Cynthia Anderson was tired of the constant struggle. Nagging knee pain, which grew worse and worse over the course of two years, hampered the retired junior high and high school teacher’s every movement and often kept her up at night. It was on a family hiking trip that the Allen resident realized she needed to do something to alleviate her suffering.

“I was always the one at the head of the group,” the outdoor-loving Anderson says. “But a few years ago, when we were at Yosemite, just the fact that I wasn’t able to keep up with everyone else—and a couple of times I had to actually sit down and let them go on farther—that was what made me decide I didn’t want to be like that anymore.”

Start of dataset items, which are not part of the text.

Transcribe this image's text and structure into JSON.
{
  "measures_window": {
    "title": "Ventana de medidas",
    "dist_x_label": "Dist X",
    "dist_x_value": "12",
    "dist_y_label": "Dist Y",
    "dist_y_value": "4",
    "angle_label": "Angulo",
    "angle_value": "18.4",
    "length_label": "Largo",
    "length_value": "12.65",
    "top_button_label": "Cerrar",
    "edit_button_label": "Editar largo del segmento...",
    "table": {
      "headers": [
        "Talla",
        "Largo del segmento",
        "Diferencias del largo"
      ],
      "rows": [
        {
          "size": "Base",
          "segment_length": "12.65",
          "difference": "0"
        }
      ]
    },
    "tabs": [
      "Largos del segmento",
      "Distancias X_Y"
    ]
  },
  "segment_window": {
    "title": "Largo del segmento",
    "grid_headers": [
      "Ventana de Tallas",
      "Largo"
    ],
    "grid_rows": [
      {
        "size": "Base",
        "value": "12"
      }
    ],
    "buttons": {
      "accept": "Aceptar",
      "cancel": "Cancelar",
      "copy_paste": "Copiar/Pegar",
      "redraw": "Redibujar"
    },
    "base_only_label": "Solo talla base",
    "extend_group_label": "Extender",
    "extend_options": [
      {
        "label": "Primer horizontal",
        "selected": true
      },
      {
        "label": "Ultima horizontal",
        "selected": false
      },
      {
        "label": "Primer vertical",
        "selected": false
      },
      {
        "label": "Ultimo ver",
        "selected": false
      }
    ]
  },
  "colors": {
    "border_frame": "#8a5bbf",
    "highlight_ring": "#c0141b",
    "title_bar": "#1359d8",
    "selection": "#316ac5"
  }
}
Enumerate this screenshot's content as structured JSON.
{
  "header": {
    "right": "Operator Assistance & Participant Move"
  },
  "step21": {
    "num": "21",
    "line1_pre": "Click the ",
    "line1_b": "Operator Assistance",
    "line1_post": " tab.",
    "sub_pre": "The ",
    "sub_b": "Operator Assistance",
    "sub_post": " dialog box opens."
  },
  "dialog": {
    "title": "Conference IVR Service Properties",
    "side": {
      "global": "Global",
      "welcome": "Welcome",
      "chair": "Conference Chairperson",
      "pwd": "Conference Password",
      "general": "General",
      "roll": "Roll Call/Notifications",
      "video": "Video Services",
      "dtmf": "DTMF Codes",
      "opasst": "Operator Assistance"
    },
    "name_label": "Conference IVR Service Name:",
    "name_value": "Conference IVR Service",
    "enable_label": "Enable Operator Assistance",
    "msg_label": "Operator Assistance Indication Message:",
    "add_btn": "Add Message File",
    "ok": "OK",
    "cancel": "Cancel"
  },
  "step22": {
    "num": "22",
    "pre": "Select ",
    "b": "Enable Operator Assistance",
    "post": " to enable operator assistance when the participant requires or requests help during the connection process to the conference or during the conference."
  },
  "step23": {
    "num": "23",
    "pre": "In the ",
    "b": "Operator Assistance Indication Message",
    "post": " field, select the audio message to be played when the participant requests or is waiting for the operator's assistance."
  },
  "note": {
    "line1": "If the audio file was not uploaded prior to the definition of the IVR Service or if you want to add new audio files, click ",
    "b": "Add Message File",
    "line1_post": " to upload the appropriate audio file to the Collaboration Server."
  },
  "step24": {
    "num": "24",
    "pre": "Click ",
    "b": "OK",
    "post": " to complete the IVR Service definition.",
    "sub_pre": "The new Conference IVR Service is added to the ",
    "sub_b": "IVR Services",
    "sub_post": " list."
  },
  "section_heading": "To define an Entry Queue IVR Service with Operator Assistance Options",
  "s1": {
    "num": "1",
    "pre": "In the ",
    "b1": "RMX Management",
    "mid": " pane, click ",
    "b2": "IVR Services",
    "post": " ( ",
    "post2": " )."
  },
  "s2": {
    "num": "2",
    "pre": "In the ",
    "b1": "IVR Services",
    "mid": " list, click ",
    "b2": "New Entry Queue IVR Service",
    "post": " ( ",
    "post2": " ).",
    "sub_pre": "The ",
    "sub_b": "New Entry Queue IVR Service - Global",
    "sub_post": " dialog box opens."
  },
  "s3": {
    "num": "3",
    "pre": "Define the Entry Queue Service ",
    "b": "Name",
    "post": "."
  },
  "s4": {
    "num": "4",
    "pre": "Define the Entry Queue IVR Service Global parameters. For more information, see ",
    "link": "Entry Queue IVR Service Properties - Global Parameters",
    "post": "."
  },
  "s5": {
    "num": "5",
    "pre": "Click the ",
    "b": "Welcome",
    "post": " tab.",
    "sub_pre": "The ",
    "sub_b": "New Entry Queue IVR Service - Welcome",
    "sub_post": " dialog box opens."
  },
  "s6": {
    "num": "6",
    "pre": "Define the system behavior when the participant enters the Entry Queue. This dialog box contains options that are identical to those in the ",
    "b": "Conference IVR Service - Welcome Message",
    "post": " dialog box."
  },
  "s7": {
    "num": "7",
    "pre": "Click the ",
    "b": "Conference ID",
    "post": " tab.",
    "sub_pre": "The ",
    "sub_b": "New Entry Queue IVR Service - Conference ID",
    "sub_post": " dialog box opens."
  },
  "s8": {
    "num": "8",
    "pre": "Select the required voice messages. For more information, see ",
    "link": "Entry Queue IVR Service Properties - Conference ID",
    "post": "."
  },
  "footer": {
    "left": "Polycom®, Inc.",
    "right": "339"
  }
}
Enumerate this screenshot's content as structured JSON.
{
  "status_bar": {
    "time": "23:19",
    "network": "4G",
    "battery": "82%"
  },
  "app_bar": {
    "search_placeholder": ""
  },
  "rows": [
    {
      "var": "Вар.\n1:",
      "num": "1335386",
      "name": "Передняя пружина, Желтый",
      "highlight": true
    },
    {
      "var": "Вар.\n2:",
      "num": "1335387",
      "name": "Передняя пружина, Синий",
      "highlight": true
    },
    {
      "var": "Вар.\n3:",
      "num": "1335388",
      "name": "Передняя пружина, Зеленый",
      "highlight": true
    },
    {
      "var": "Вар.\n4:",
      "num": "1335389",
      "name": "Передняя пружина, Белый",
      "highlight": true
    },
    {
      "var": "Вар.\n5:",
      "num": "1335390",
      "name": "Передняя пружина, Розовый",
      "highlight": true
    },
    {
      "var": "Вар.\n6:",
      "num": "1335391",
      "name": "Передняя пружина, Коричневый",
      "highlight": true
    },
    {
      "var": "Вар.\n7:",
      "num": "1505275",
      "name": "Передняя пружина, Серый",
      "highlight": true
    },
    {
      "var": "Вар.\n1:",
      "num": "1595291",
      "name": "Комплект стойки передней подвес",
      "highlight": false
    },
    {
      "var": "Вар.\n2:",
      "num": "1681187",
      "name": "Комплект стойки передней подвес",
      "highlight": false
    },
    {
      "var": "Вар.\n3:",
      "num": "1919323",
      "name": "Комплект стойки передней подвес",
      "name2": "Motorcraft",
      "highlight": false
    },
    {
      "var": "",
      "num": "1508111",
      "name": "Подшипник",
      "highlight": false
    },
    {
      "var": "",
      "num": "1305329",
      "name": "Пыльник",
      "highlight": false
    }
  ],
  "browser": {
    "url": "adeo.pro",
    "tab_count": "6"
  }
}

Anderson’s frustration with no longer being able to lead the active life she wanted led her to undergo two total knee replacement surgeries, in April and July 2020, at Methodist McKinney Hospital. But she didn’t just put her trust in the doctors’ hands. They had the help of ROSA.

Zimmer Biomet’s Robotic Surgical Assistant knee replacement system, or ROSA, helps doctors create a surgery plan that optimizes implant placement and incision points. It also provides surgeons with instant feedback on the alignment and ligament balancing of the implant throughout the surgery.

While it may seem like something out of science fiction, ROSA is real and is readily available to patients in Collin County. Methodist McKinney Hospital began using ROSA in January 2020, and its implementation has been a great benefit to patients there. “It was like switching from a flip phone to an iPhone,” says Joe Minissale, president of Methodist McKinney. “It was quite an advancement.”